Calculated and Measured Dark Conductivity in P-Type Polycrystalline CdTe Thin Films
H. Mohssine1, H. Bouhouch2, F. Debbagh3
1Hassan Mohssine, Professor, High School of technology, Lasime Laboratory, Agadir, Morocco.
2Houcine Bouhouch, Professor, High School of technology, Agadir Morocco.
3Fouad Debbagh, Professor, LPSCM Laboratory, Marrakech Morocco.

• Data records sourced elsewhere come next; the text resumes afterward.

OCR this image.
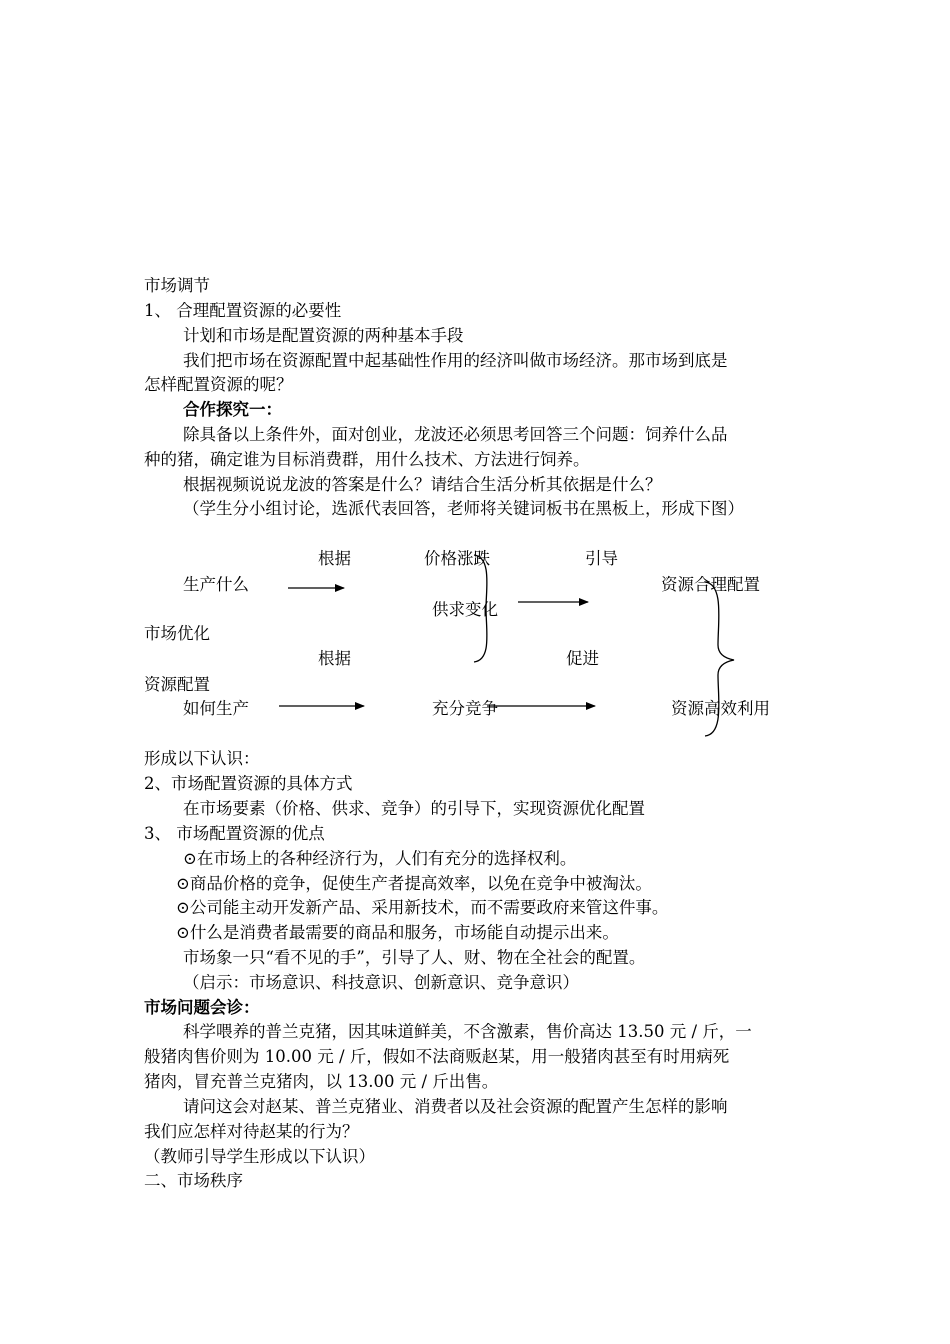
市场调节
1、 合理配置资源的必要性
计划和市场是配置资源的两种基本手段
我们把市场在资源配置中起基础性作用的经济叫做市场经济。那市场到底是
怎样配置资源的呢？
合作探究一：
除具备以上条件外，面对创业，龙波还必须思考回答三个问题：饲养什么品
种的猪，确定谁为目标消费群，用什么技术、方法进行饲养。
根据视频说说龙波的答案是什么？请结合生活分析其依据是什么？
（学生分小组讨论，选派代表回答，老师将关键词板书在黑板上，形成下图）
根据	价格涨跌	引导
生产什么	资源合理配置
供求变化
市场优化
根据	促进
资源配置
如何生产	充分竞争	资源高效利用
形成以下认识：
2、市场配置资源的具体方式
在市场要素（价格、供求、竞争）的引导下，实现资源优化配置
3、 市场配置资源的优点
⊙在市场上的各种经济行为，人们有充分的选择权利。
⊙商品价格的竞争，促使生产者提高效率，以免在竞争中被淘汰。
⊙公司能主动开发新产品、采用新技术，而不需要政府来管这件事。
⊙什么是消费者最需要的商品和服务，市场能自动提示出来。
市场象一只“看不见的手”，引导了人、财、物在全社会的配置。
（启示：市场意识、科技意识、创新意识、竞争意识）
市场问题会诊：
科学喂养的普兰克猪，因其味道鲜美，不含激素，售价高达 13.50 元 / 斤，一
般猪肉售价则为 10.00 元 / 斤，假如不法商贩赵某，用一般猪肉甚至有时用病死
猪肉，冒充普兰克猪肉，以 13.00 元 / 斤出售。
请问这会对赵某、普兰克猪业、消费者以及社会资源的配置产生怎样的影响
我们应怎样对待赵某的行为？
（教师引导学生形成以下认识）
二、市场秩序
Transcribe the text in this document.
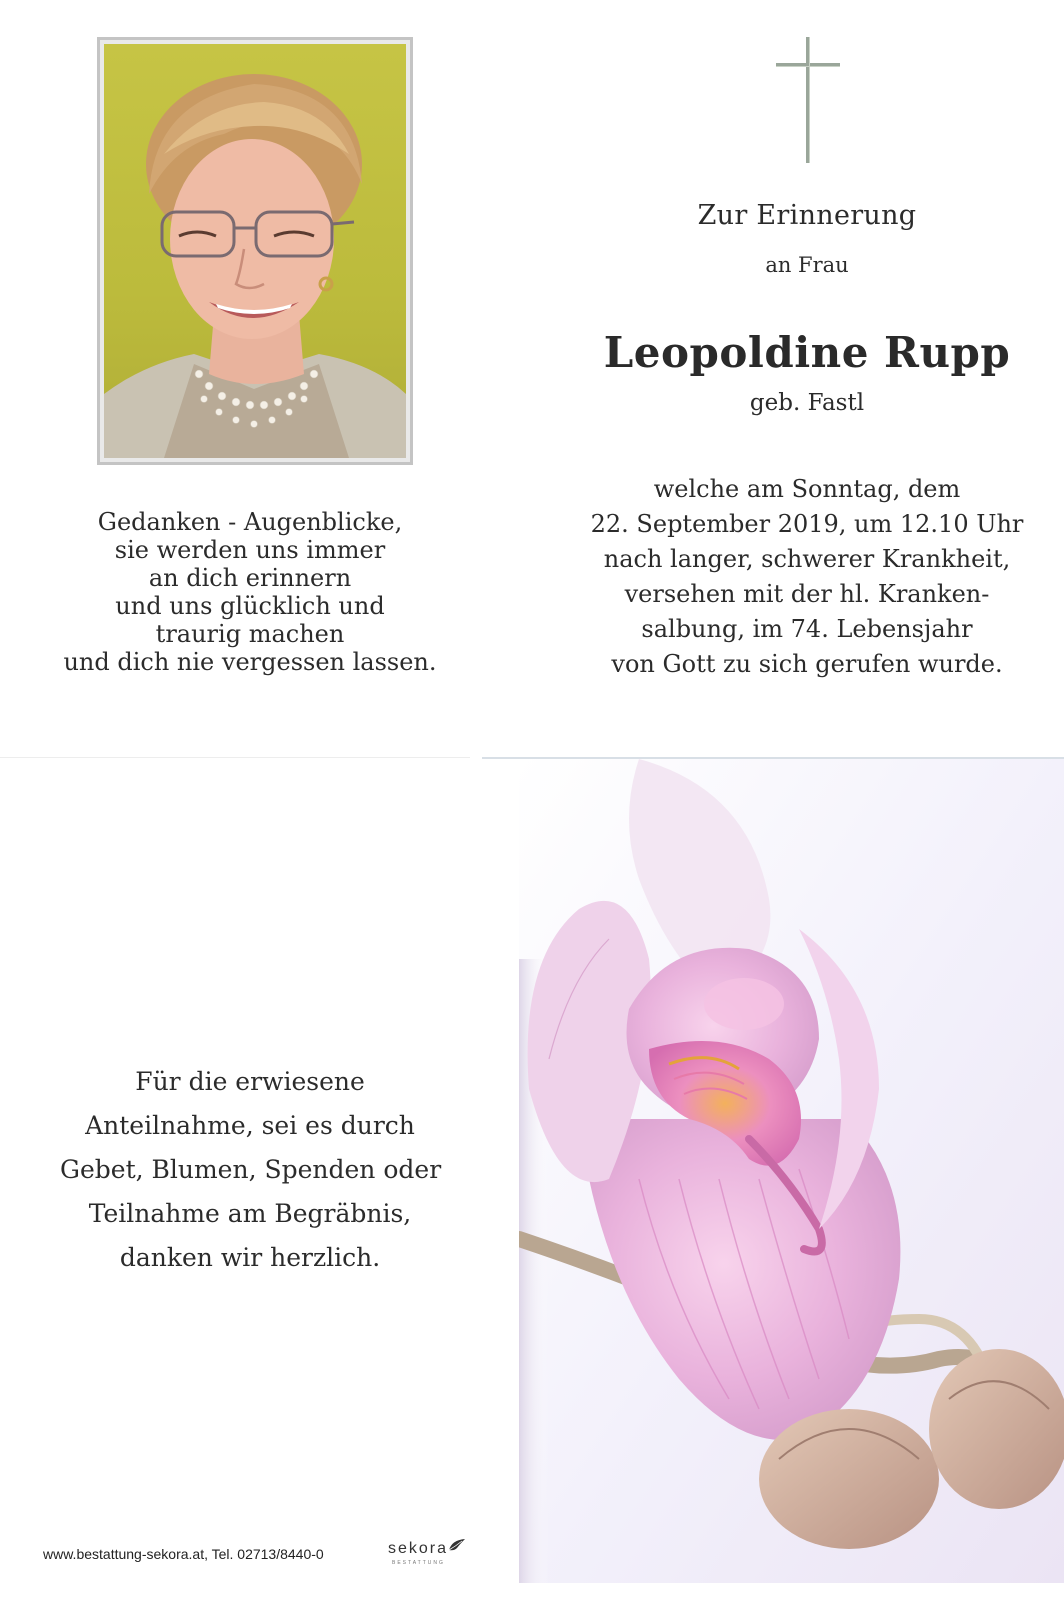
Gedanken - Augenblicke,
sie werden uns immer
an dich erinnern
und uns glücklich und
traurig machen
und dich nie vergessen lassen.
Zur Erinnerung
an Frau
Leopoldine Rupp
geb. Fastl
welche am Sonntag, dem
22. September 2019, um 12.10 Uhr
nach langer, schwerer Krankheit,
versehen mit der hl. Kranken-
salbung, im 74. Lebensjahr
von Gott zu sich gerufen wurde.
Für die erwiesene
Anteilnahme, sei es durch
Gebet, Blumen, Spenden oder
Teilnahme am Begräbnis,
danken wir herzlich.
www.bestattung-sekora.at, Tel. 02713/8440-0	sekora
BESTATTUNG
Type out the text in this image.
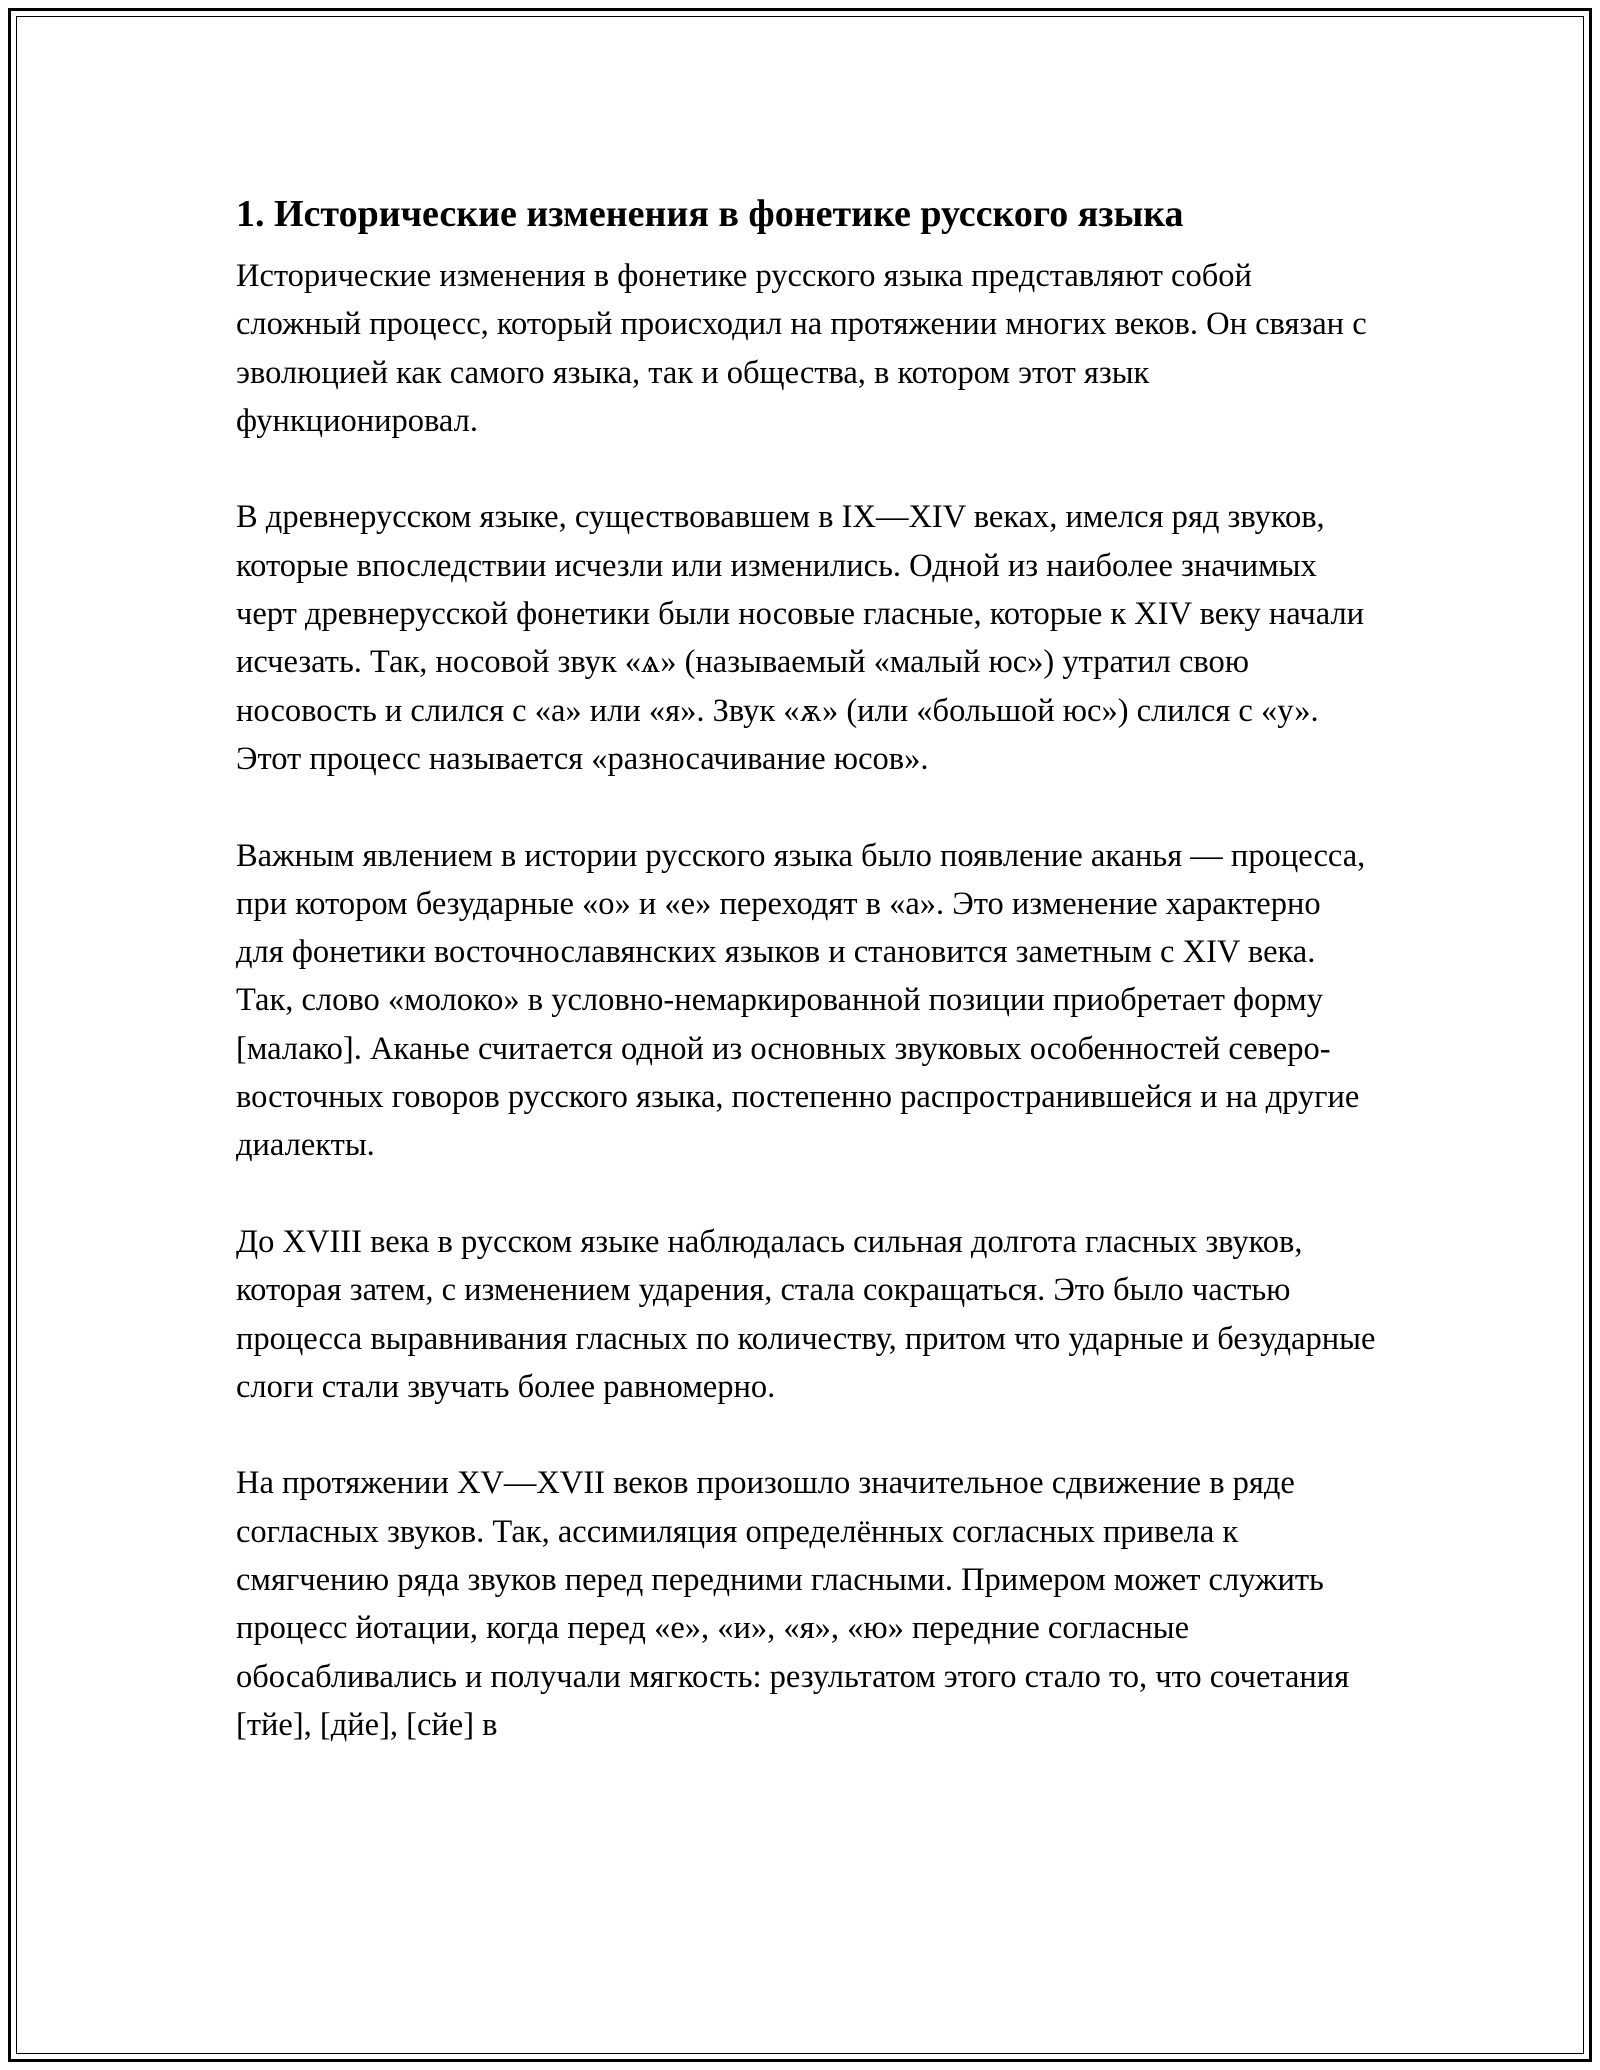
1. Исторические изменения в фонетике русского языка

Исторические изменения в фонетике русского языка представляют собой сложный процесс, который происходил на протяжении многих веков. Он связан с эволюцией как самого языка, так и общества, в котором этот язык функционировал.

В древнерусском языке, существовавшем в IX—XIV веках, имелся ряд звуков, которые впоследствии исчезли или изменились. Одной из наиболее значимых черт древнерусской фонетики были носовые гласные, которые к XIV веку начали исчезать. Так, носовой звук «ѧ» (называемый «малый юс») утратил свою носовость и слился с «а» или «я». Звук «ѫ» (или «большой юс») слился с «у». Этот процесс называется «разносачивание юсов».

Важным явлением в истории русского языка было появление аканья — процесса, при котором безударные «о» и «е» переходят в «а». Это изменение характерно для фонетики восточнославянских языков и становится заметным с XIV века. Так, слово «молоко» в условно-немаркированной позиции приобретает форму [малако]. Аканье считается одной из основных звуковых особенностей северо-восточных говоров русского языка, постепенно распространившейся и на другие диалекты.

До XVIII века в русском языке наблюдалась сильная долгота гласных звуков, которая затем, с изменением ударения, стала сокращаться. Это было частью процесса выравнивания гласных по количеству, притом что ударные и безударные слоги стали звучать более равномерно.

На протяжении XV—XVII веков произошло значительное сдвижение в ряде согласных звуков. Так, ассимиляция определённых согласных привела к смягчению ряда звуков перед передними гласными. Примером может служить процесс йотации, когда перед «е», «и», «я», «ю» передние согласные обосабливались и получали мягкость: результатом этого стало то, что сочетания [тйе], [дйе], [сйе] в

Manuscript received on February 18, 2015. | Revised Manuscript received on February 28, 2015. | Manuscript published on March 05, 2015. | PP: 134-136 | Volume-5 Issue-1, March 2015. | Retrieval Number: A2544035115/2015©BEIESP
Open Access | Ethics and Policies | Cite
©The Authors. Published By: Blue Eyes Intelligence Engineering and Sciences Publication (BEIESP). This is an open access article under the CC BY-NC-ND license (http://creativecommons.org/licenses/by-nc-nd/4.0/
Abstract: In this study we describe a numerical procedure for modeling the dark conductivity in a p-type polycrystalline Cadmium Telluride (CdTe). We base our approach on the comparison between measured and computed conductivity. For this purpose, the Fermi-Dirac statistic combined with the numerical solution of the charge neutrality equation allows to calculate the exact dark conductivity as function of the temperature. The results are then used to fit the experimental conductivity. Measures have been undertaken on CdTe thin films produced by r-f sputtering on glass substrates at room temperatures. It is shown that the amount of the experimental conductivity can be modeled, Quito precisely, by suitably choosing parameters of localized states, without needing complicated approaches like Mott and seto’s models. However, from a point of view of experimental fitting, it is verified, in accordance with our previous general treatment that the model’s parameters are not unique and cannot be derived from Arrhenius diagram analyses.
Keywords: Thins films, CdTe, Sputtering, Conductivity.